Synchrony, as introduced and contrasted to diachrony by Saussure, is “the absence of a time element in linguistic description” and consequently “more directly evidential” than the diachronic study (Trask 287). In the nineteenth century, as described by Hale (8), when scholars had at their disposal only few sets of dead languages, it was assumed that language is corpora. However, living languages have many properties that dead do not, and vice versa.
Corpora have limited vocabulary and restricted number of utterances, and dead languages cannot be described and provide phonetic data (ibid). This limited evidence of languages from the past is only partial evidence of how languages once looked, or as Hale puts it, they are “accidentally preserved records” (9). This is why historical linguistics cannot achieve empirically valid conclusions, if the scholars assume language is a corpus: “we must not confuse the nature of the attestation of a language with what that language was when alive” (ibid). Linguists should focus on both synchronic and the diachronic aspect of the languages.

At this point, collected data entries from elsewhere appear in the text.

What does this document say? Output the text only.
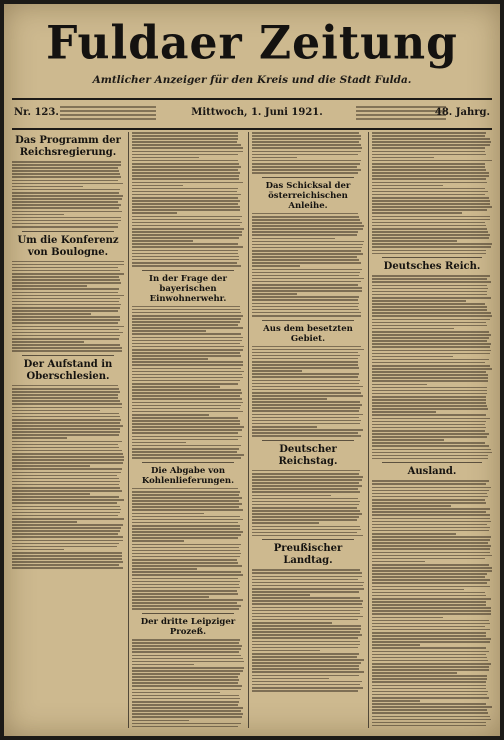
Fuldaer Zeitung
Amtlicher Anzeiger für den Kreis und die Stadt Fulda.
Nr. 123.	Mittwoch, 1. Juni 1921.	48. Jahrg.
Das Programm der Reichsregierung.
Um die Konferenz von Boulogne.
Der Aufstand in Oberschlesien.
In der Frage der bayerischen Einwohnerwehr.
Die Abgabe von Kohlenlieferungen.
Der dritte Leipziger Prozeß.
Das Schicksal der österreichischen Anleihe.
Aus dem besetzten Gebiet.
Deutscher Reichstag.
Preußischer Landtag.
Deutsches Reich.
Ausland.
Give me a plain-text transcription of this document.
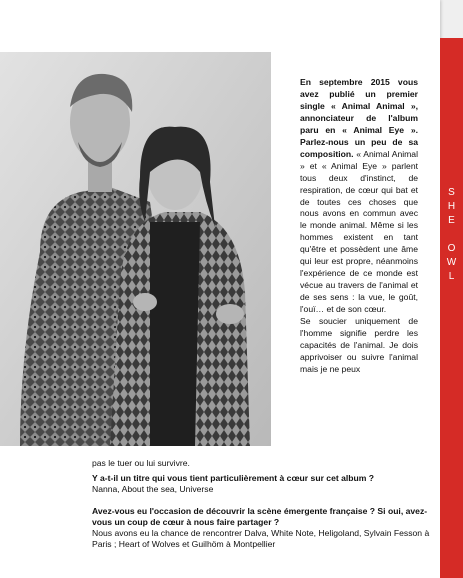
En septembre 2015 vous avez publié un premier single « Animal Animal », annonciateur de l'album paru en « Animal Eye ». Parlez-nous un peu de sa composition. « Animal Animal » et « Animal Eye » parlent tous deux d'instinct, de respiration, de cœur qui bat et de toutes ces choses que nous avons en commun avec le monde animal. Même si les hommes existent en tant qu'être et possèdent une âme qui leur est propre, néanmoins l'expérience de ce monde est vécue au travers de l'animal et de ses sens : la vue, le goût, l'ouï… et de son cœur.

Se soucier uniquement de l'homme signifie perdre les capacités de l'animal. Je dois apprivoiser ou suivre l'animal mais je ne peux

pas le tuer ou lui survivre.
Y a-t-il un titre qui vous tient particulièrement à cœur sur cet album ?
Nanna, About the sea, Universe
Avez-vous eu l'occasion de découvrir la scène émergente française ? Si oui, avez-vous un coup de cœur à nous faire partager ?
Nous avons eu la chance de rencontrer Dalva, White Note, Heligoland, Sylvain Fesson à Paris ; Heart of Wolves et Guilhöm à Montpellier
S
H
E
O
W
L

However, do we know what a synchronic definition of language is? It appears that throughout literature there has been a “clear mixing … between an empirically useful conception of ‘language’ (as the object of study of linguistics) and more everyday uses of this term” (Hale 6). Hale further informs us that he is going to use the word “language” as a predominantly sociopolitical term, while “grammar” will mean “the object of study of linguistics as a discipline” (ibid). He did this in order to focus on the linguistic domain of language and to reject the possible misinterpretation due to an overlap of sociopolitical meaning of the word “language”, with that of the linguistic meaning.